Mutual Fund Portfolio Contagion
"Fund managers' holdings of a particular stock as a percentage of their total portfolios increase by roughly 0.2 percent when fund managers at different firms in the same city increase their holdings in the same stock by a single percent."
Do fund managers at different mutual funds influence each other in terms of what stocks to buy? Yes, according to Harrison Hong, Jeffrey Kubik, and Jeremy Stein, writing in Thy Neighbor's Portfolio: Word-of-Mouth Effects in the Holdings and Trades of Money Managers (NBER Working Paper No. 9711). The researchers show that - controlling for what fund managers in other cities are doing - fund managers are more likely to hold or trade stocks if their neighbors do so. They find that fund managers' holdings of a particular stock as a percentage of their total portfolios increase by roughly 0.2 percent when fund managers at different firms in the same city increase their holdings in the same stock by a single percent.

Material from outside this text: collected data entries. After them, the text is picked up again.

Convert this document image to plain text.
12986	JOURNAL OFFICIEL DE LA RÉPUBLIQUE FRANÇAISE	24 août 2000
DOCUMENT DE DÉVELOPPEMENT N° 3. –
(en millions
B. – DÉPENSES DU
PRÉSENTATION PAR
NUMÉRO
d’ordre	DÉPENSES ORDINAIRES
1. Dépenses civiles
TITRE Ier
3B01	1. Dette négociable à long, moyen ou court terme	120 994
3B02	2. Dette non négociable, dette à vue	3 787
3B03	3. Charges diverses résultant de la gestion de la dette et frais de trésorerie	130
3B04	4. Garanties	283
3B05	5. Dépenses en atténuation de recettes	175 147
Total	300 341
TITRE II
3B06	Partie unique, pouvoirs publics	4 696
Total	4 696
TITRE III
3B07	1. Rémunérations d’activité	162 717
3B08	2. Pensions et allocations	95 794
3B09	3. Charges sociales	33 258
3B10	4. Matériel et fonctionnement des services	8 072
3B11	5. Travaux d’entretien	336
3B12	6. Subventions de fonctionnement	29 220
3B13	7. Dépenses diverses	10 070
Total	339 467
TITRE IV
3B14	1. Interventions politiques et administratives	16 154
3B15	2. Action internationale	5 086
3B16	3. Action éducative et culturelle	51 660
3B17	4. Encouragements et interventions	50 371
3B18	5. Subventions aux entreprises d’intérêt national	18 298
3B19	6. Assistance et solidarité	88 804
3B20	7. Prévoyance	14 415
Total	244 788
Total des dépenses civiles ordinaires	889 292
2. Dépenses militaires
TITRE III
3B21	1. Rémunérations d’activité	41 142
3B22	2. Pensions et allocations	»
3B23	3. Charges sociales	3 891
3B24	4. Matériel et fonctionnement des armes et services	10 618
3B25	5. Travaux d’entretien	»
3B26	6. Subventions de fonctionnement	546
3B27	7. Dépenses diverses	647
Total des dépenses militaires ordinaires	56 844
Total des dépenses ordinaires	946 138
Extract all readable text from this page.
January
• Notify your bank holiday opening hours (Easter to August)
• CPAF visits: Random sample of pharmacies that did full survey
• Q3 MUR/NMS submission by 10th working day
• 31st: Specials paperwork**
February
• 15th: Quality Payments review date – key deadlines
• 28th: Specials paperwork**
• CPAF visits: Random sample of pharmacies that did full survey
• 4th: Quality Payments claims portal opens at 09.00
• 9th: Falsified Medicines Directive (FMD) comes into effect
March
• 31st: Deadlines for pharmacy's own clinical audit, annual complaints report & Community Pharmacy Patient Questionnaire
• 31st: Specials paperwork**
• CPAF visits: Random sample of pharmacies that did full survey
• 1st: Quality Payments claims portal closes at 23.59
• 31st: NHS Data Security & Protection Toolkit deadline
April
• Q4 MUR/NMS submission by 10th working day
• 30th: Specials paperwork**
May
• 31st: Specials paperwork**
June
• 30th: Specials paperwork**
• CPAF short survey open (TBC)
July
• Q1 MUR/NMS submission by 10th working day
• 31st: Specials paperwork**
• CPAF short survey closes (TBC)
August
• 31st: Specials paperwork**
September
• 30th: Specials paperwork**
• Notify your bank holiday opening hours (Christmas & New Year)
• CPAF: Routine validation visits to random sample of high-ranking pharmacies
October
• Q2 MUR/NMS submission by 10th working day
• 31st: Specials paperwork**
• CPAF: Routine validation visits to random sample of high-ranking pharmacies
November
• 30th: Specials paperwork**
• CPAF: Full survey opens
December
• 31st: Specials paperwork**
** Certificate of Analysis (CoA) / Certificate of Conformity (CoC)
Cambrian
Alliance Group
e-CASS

This is the first large-scale study of whether the common wisdom, that investors who communicate regularly influence one another's thinking, is indeed true. The data on mutual fund holdings come from CDA Spectrum. The researchers augment the data by including the name of the city where the fund manger is located and the city in which each stock in question is located. Their sample contains 1,715 mutual funds, located in 15 cities, and 2,000 stocks owned in those funds. New York is home to 462 funds, the most of any city, but these account for only 16 percent of total funds under management. Boston is home to 340 funds, but accounts for 39 percent of total funds under management. The next largest fund cities are Philadelphia and Los Angeles.
The researchers compare the observed relationship to an epidemic, with the fund managers spreading the information by word-of-mouth when they come into contact with others. One interpretation of the results is that stocks tend to under-react to information when it first becomes public, leading to momentum effects as more and more investors realize its importance. Physical distance - between cities - may be why it takes time for information to disperse across a company's entire investor base.
Hong, Kubik, and Stein purposely control for the distance between the fund managers and the headquarters of the company whose stock is in question. After all, fund managers are better informed about local companies, and therefore more likely to act ahead of the crowd or to have a "home-bias." The authors also control for investment styles, showing that the relationship they find does not simply reflect the fact that fund mangers in a particular city might be more likely to invest in growth, or value, or small cap, or technology stocks.
Of course, the researchers cannot reject the possibility that fund managers in the same city read the same newspapers, or watch the same television shows, thus deriving some investment ideas from the same sources. Another possibility is that companies feed fund managers information; for example, a company executive may visit a series of fund managers in the New York area in local conferences or one-on-one meetings, and convey the same information to investors in the same town. However, small companies are less likely to feature in the media, or to have conducted extensive investor relations or put on road shows, yet the researchers show that fund managers in the same city are more likely to hold or trade very small company stocks in tandem. Moreover, both the "town crier" and the "local investor relations" effects are instances of investors getting information from a local source. They are both consistent with the idea that information about stocks diffuses gradually across the investing population, and th at this "epidemic effect" leads to momentum effects in stock ownership and trading.